Uses Pocket Oauth2 library to gain access token to Pocket. Afterwards, loops through unread reading list entries and bulk adds them to Pocket library.

To begin, please find copy the consumer_key in the Pocket developer portal: https://getpocket.com/developer/apps.

Open Issues: redirect_uri usage. See Wishlist.


Wishlist

  • Allow deletion and/or mark-as-read of Reading List items. Naïvely overwriting ~/Library/Safari/Bookmarks.plist with a modified plist accomplishes this, albeit without propagating changes to synced browsers/devices. Alternatively, use GUI scripting to remove items auto-manually (more compatible, but likely more visually distracting).
  • Currently the solution implemented for readinglist2pocket.py is hacky. The redirect_uri field is not used, because there is no URI to return to. This could lead to potential phishing vulnerabilities. In an ideal solution, we would have a separate server/socket set up to serve as the redirect_uri and validate the OAuth request.

License

ReadingListReader is freely distributed under an open source MIT License:

Copyright (c) 2012 Jim DeVona

Permission is hereby granted, free of charge, to any person obtaining a copy of this software and associated documentation files (the "Software"), to deal in the Software without restriction, including without limitation the rights to use, copy, modify, merge, publish, distribute, sublicense, and/or sell copies of the Software, and to permit persons to whom the Software is furnished to do so, subject to the following conditions:

The above copyright notice and this permission notice shall be included in all copies or substantial portions of the Software.

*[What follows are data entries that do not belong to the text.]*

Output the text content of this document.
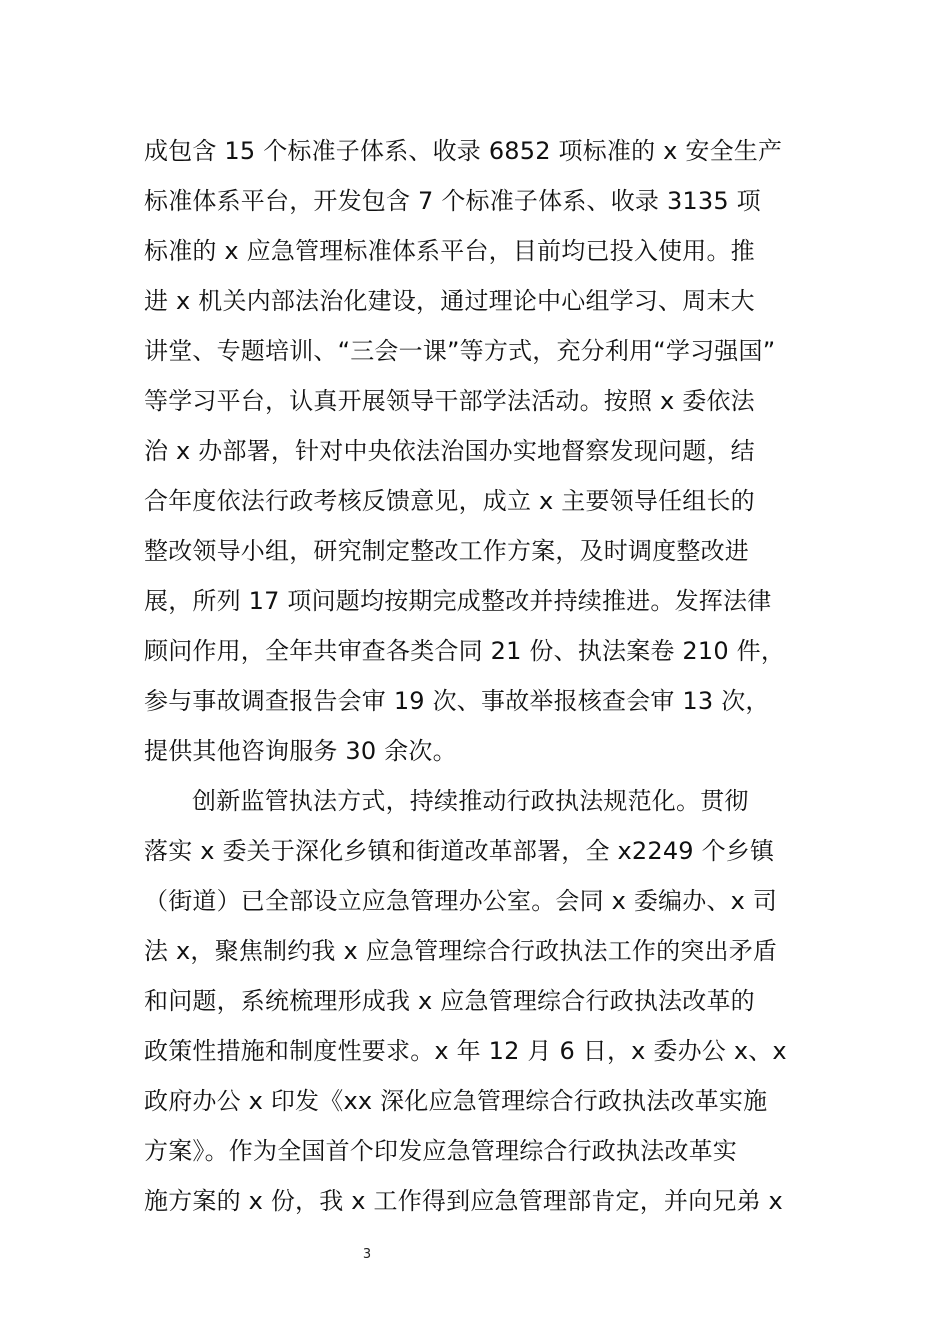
成包含 15 个标准子体系、收录 6852 项标准的 x 安全生产
标准体系平台，开发包含 7 个标准子体系、收录 3135 项
标准的 x 应急管理标准体系平台，目前均已投入使用。推
进 x 机关内部法治化建设，通过理论中心组学习、周末大
讲堂、专题培训、“三会一课”等方式，充分利用“学习强国”
等学习平台，认真开展领导干部学法活动。按照 x 委依法
治 x 办部署，针对中央依法治国办实地督察发现问题，结
合年度依法行政考核反馈意见，成立 x 主要领导任组长的
整改领导小组，研究制定整改工作方案，及时调度整改进
展，所列 17 项问题均按期完成整改并持续推进。发挥法律
顾问作用，全年共审查各类合同 21 份、执法案卷 210 件，
参与事故调查报告会审 19 次、事故举报核查会审 13 次，
提供其他咨询服务 30 余次。
创新监管执法方式，持续推动行政执法规范化。贯彻
落实 x 委关于深化乡镇和街道改革部署，全 x2249 个乡镇
（街道）已全部设立应急管理办公室。会同 x 委编办、x 司
法 x，聚焦制约我 x 应急管理综合行政执法工作的突出矛盾
和问题，系统梳理形成我 x 应急管理综合行政执法改革的
政策性措施和制度性要求。x 年 12 月 6 日，x 委办公 x、x
政府办公 x 印发《xx 深化应急管理综合行政执法改革实施
方案》。作为全国首个印发应急管理综合行政执法改革实
施方案的 x 份，我 x 工作得到应急管理部肯定，并向兄弟 x
3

THE SOFTWARE IS PROVIDED "AS IS", WITHOUT WARRANTY OF ANY KIND, EXPRESS OR IMPLIED, INCLUDING BUT NOT LIMITED TO THE WARRANTIES OF MERCHANTABILITY, FITNESS FOR A PARTICULAR PURPOSE AND NONINFRINGEMENT. IN NO EVENT SHALL THE AUTHORS OR COPYRIGHT HOLDERS BE LIABLE FOR ANY CLAIM, DAMAGES OR OTHER LIABILITY, WHETHER IN AN ACTION OF CONTRACT, TORT OR OTHERWISE, ARISING FROM, OUT OF OR IN CONNECTION WITH THE SOFTWARE OR THE USE OR OTHER DEALINGS IN THE SOFTWARE.